Case: Dean v. United States, 15-9260
Summary of Case:
While mandatory minimum laws remain a significant challenge to proportional sentencing, the Supreme Court has dramatically expanded the discretion judges enjoy when sentencing under the federal sentencing guidelines. This has had an important impact because there are guidelines for every federal crime. They are used to calculate sentences for crimes that do not have mandatory minimums (such as economic crimes). They are also used to calculate sentences when the offense calls for a sentence below, between, or above the mandatory minimums for crimes that have them.
In 2005, the Court decided Booker v. United States, and ended mandatory sentencing guidelines. In case after case since then, the Court has underlined the advisory nature of the federal sentencing guidelines.

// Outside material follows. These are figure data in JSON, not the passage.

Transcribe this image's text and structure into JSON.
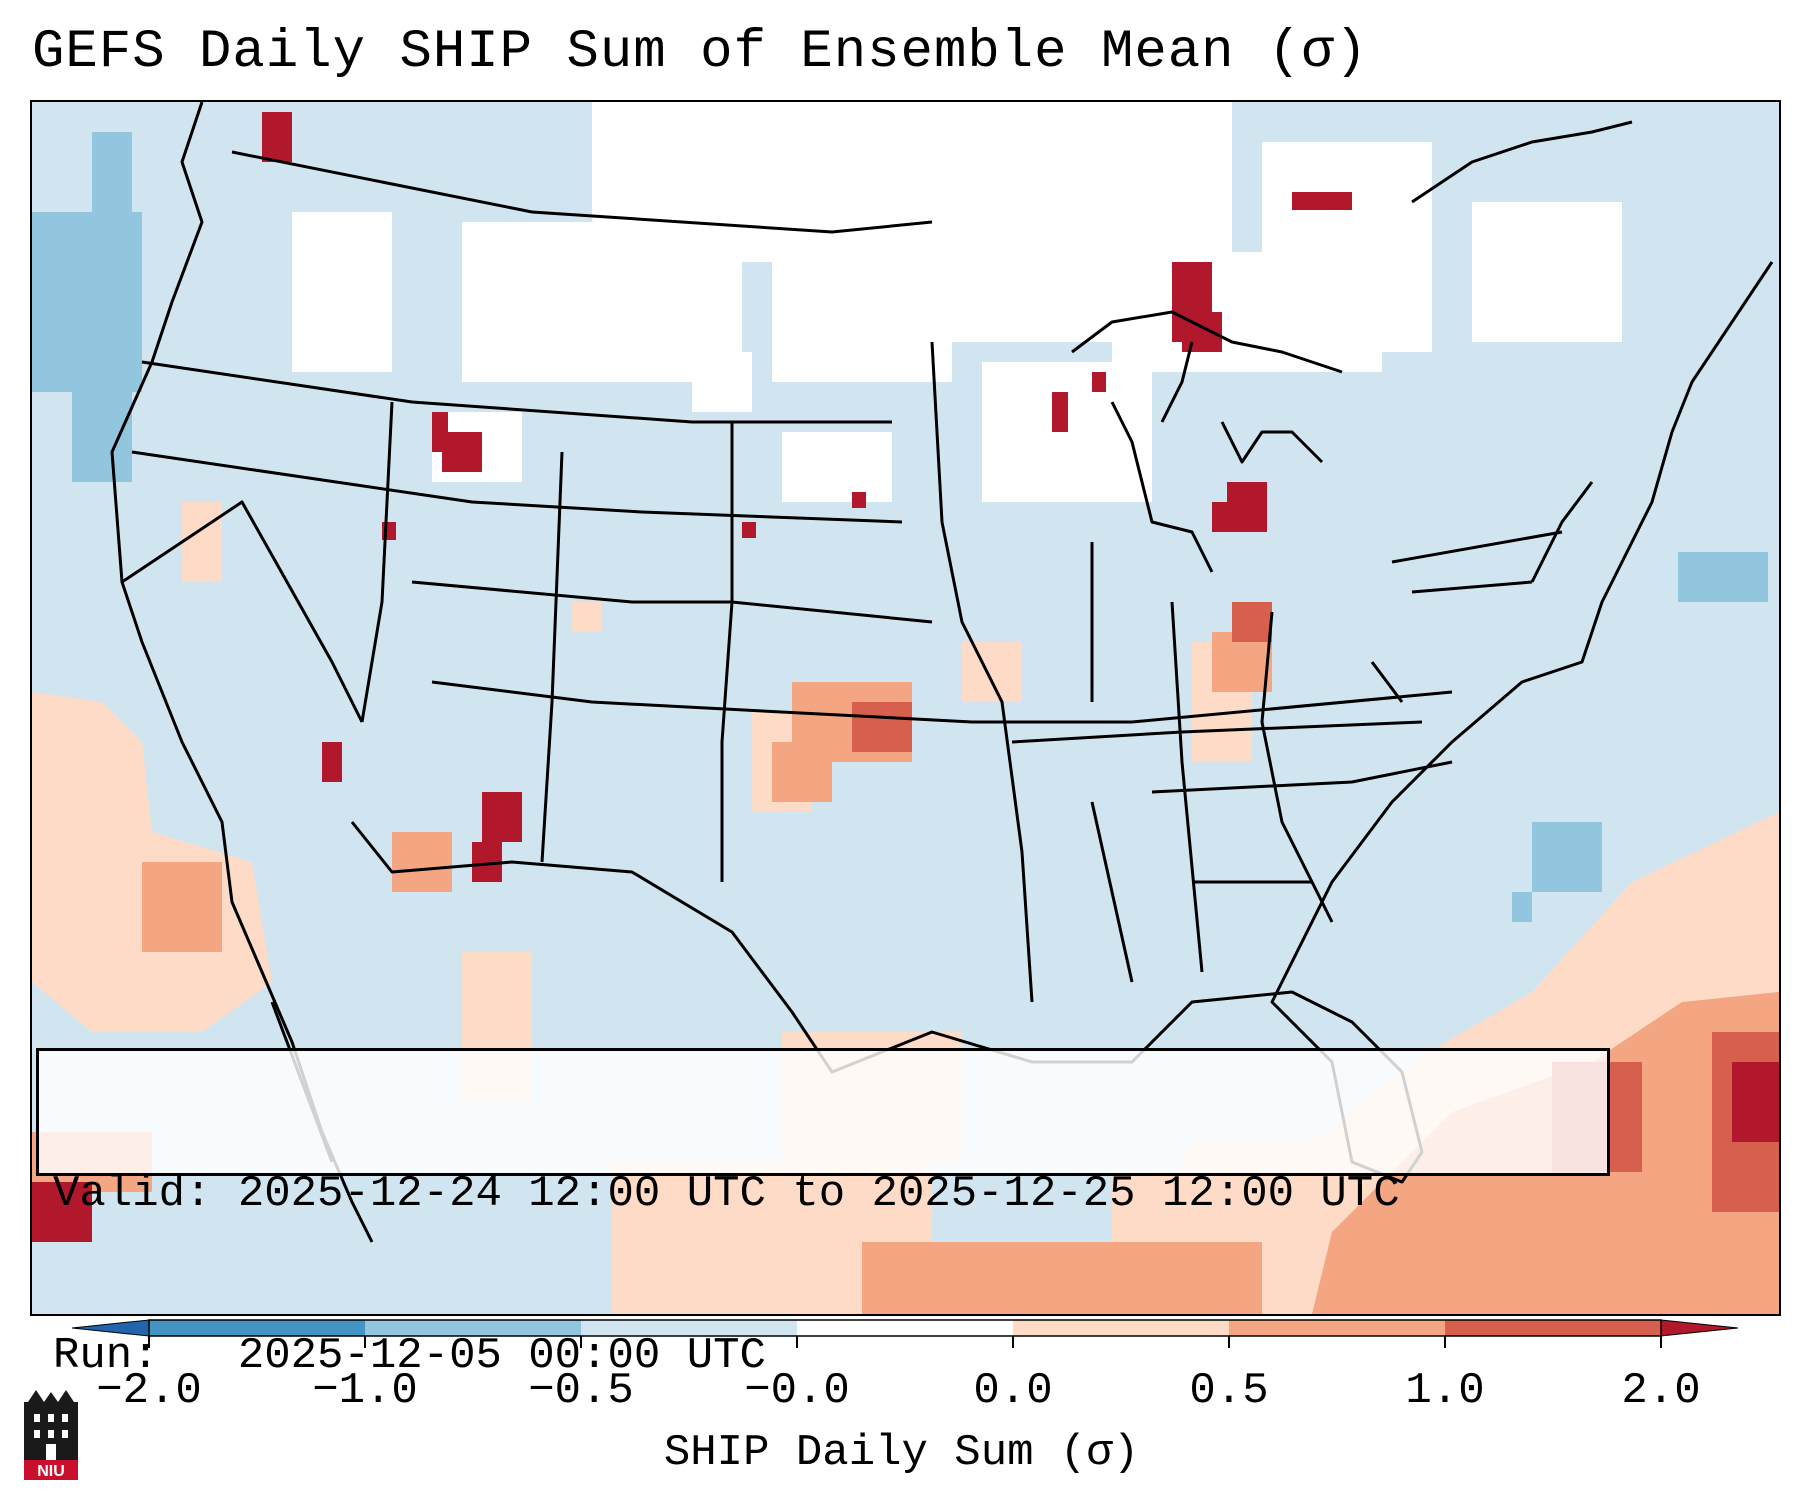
{
  "title": "GEFS Daily SHIP Sum of Ensemble Mean (σ)",
  "info": {
    "valid_line": "Valid: 2025-12-24 12:00 UTC to 2025-12-25 12:00 UTC",
    "run_line": "Run:   2025-12-05 00:00 UTC"
  },
  "colorbar": {
    "label": "SHIP Daily Sum (σ)",
    "ticks": [
      "−2.0",
      "−1.0",
      "−0.5",
      "−0.0",
      "0.0",
      "0.5",
      "1.0",
      "2.0"
    ],
    "colors": [
      "#4393c3",
      "#92c5de",
      "#d1e5f0",
      "#ffffff",
      "#fddbc7",
      "#f4a582",
      "#d6604d",
      "#b2182b"
    ],
    "extend": "both"
  },
  "map": {
    "region": "Continental United States",
    "background_color": "#d1e5f0",
    "coastline_color": "#000000"
  },
  "logo": {
    "text": "NIU"
  }
}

This has given judges the freedom to meet their responsibility under 18 U.S.C. sec 3553(a) to tailor sentences to the crime and to the offender, rather than hew to the guideline grid.
FAMM has been a part of nearly every one of those cases because we want to preserve judicial discretion, which has benefitted thousands of defendants since 2005.
What it means:
Dean v. United States is our most recent case. It asks whether a judge, sentencing a defendant for two different crimes, one which includes a mandatory minimum and one that does not, can take into account the fact that he must impose a lengthy mandatory minimum for the one crime, when deciding how much to vary from the sentencing guideline for the other.

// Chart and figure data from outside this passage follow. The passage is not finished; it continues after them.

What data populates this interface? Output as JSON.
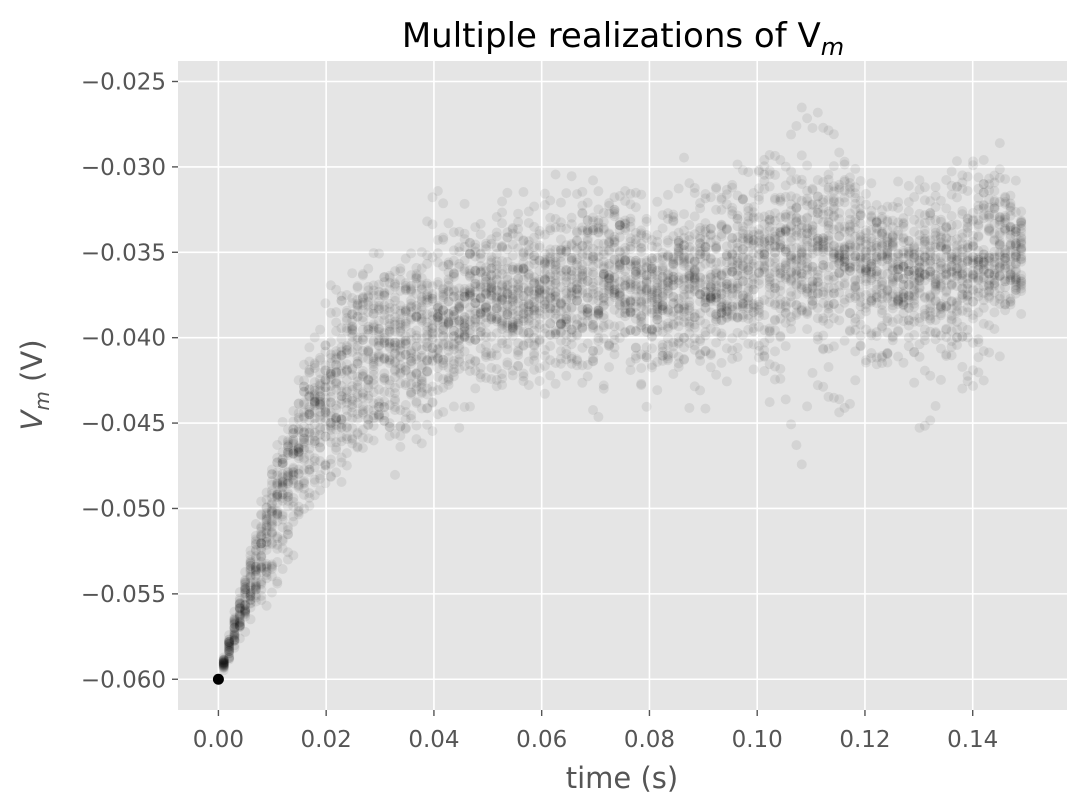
{
  "chart_data": {
    "type": "scatter",
    "title": "Multiple realizations of V",
    "title_sub": "m",
    "xlabel": "time (s)",
    "ylabel": "V",
    "ylabel_sub": "m",
    "ylabel_unit": " (V)",
    "xlim": [
      -0.0075,
      0.1575
    ],
    "ylim": [
      -0.0618,
      -0.0238
    ],
    "xticks": [
      0.0,
      0.02,
      0.04,
      0.06,
      0.08,
      0.1,
      0.12,
      0.14
    ],
    "xtick_labels": [
      "0.00",
      "0.02",
      "0.04",
      "0.06",
      "0.08",
      "0.10",
      "0.12",
      "0.14"
    ],
    "yticks": [
      -0.06,
      -0.055,
      -0.05,
      -0.045,
      -0.04,
      -0.035,
      -0.03,
      -0.025
    ],
    "ytick_labels": [
      "−0.060",
      "−0.055",
      "−0.050",
      "−0.045",
      "−0.040",
      "−0.035",
      "−0.030",
      "−0.025"
    ],
    "grid": true,
    "background_color": "#e5e5e5",
    "grid_color": "#ffffff",
    "point_color": "#000000",
    "point_alpha": 0.07,
    "initial_point": {
      "x": 0.0,
      "y": -0.06
    },
    "mean_curve": [
      {
        "x": 0.0,
        "y": -0.06
      },
      {
        "x": 0.005,
        "y": -0.0555
      },
      {
        "x": 0.01,
        "y": -0.0515
      },
      {
        "x": 0.015,
        "y": -0.0475
      },
      {
        "x": 0.02,
        "y": -0.0445
      },
      {
        "x": 0.025,
        "y": -0.0425
      },
      {
        "x": 0.03,
        "y": -0.0405
      },
      {
        "x": 0.035,
        "y": -0.0395
      },
      {
        "x": 0.04,
        "y": -0.039
      },
      {
        "x": 0.05,
        "y": -0.038
      },
      {
        "x": 0.06,
        "y": -0.0372
      },
      {
        "x": 0.07,
        "y": -0.0368
      },
      {
        "x": 0.08,
        "y": -0.0365
      },
      {
        "x": 0.09,
        "y": -0.0363
      },
      {
        "x": 0.1,
        "y": -0.0362
      },
      {
        "x": 0.11,
        "y": -0.036
      },
      {
        "x": 0.12,
        "y": -0.0358
      },
      {
        "x": 0.13,
        "y": -0.0358
      },
      {
        "x": 0.14,
        "y": -0.0358
      },
      {
        "x": 0.149,
        "y": -0.0357
      }
    ],
    "spread": [
      {
        "x": 0.0,
        "sd": 0.0
      },
      {
        "x": 0.01,
        "sd": 0.0012
      },
      {
        "x": 0.02,
        "sd": 0.0018
      },
      {
        "x": 0.04,
        "sd": 0.0022
      },
      {
        "x": 0.06,
        "sd": 0.0025
      },
      {
        "x": 0.1,
        "sd": 0.0026
      },
      {
        "x": 0.149,
        "sd": 0.0026
      }
    ],
    "realizations": 30,
    "samples_per_realization": 150,
    "x_max": 0.149
  }
}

Mr. Dean was convicted under the Hobbs Act, which makes it a crime to “obstruct, delay, or affect commerce” through a robbery. Sentencing for Hobbs Act robberies are governed by the advisory sentencing guidelines.
He was also convicted of possessing a firearm during the robbery. Possessing a firearm in connection with a crime of violence requires a judge to impose a mandatory sentence of five years for the first conviction and 25 years for each additional one. These mandatory minimums must be imposed consecutively to the underlying sentence for the robberies and to each other. When such gun sentences are imposed in the same criminal proceeding they are considered to be “stacked” one on top of another. Perhaps the most famous stacking case you may have heard of is that of Weldon Angelos, who was sentenced to 55 years and one day for possessing a gun while dealing marijuana.
Mr. Dean was convicted of two gun charges. For the first, he received a mandatory five-year sentence and for the second he received a mandatory and consecutive 25-year sentence. In light of the 30-year gun sentence, Mr. Dean sought a variance from the guideline sentence for the robberies because 30 years was a sufficient sentence for the gun and robbery convictions. In other words, he asked the court to take account of the long mandatory minimum sentence it was required to impose when fashioning the guideline sentence over which it had discretion.
Mr. Dean was clearly the less culpable defendant. The robberies were led by Mr. Dean’s brother, who brought the firearms to the scene and used them to club the victims. Mr. Dean was, according to the prosecutor, “ a follower” in the crimes.
The judge, Mark Bennett—no friend to mandatory minimums—said if he had the discretion, he would have sentenced Mr. Dean to only one day for the underlying robberies, in light of the length of the gun sentences. But he could not, due to a law in the Eighth Circuit that said the judge may not consider the mandatory sentence imposed for the gun charges when fashioning the sentence for the underlying robbery. The Eighth Circuit requires sentencing judges to look at the robbery sentence on its own, without reference to the impact of the gun sentence.
Dean argues that the Eighth’s Circuit’s rule is contrary to that of other Circuit Courts of Appeals and to the Supreme Court’s guidance in a case called Pepper v. United States. That case said that “no limitation” can be placed on a court’s power to consider information about the defendant’s “background, character, and conduct” when fashioning an appropriate sentence. Mr. Dean argues that by failing to consider the impact of the 30-year gun sentence, a court is barred from considering an entire category of information about the defendant. FAMM’s brief further argues that nothing in the gun law changes the court’s responsibility to impose a sentence that must be, according to federal law, “sufficient but no greater than necessary” to fulfill the goals of sentencing.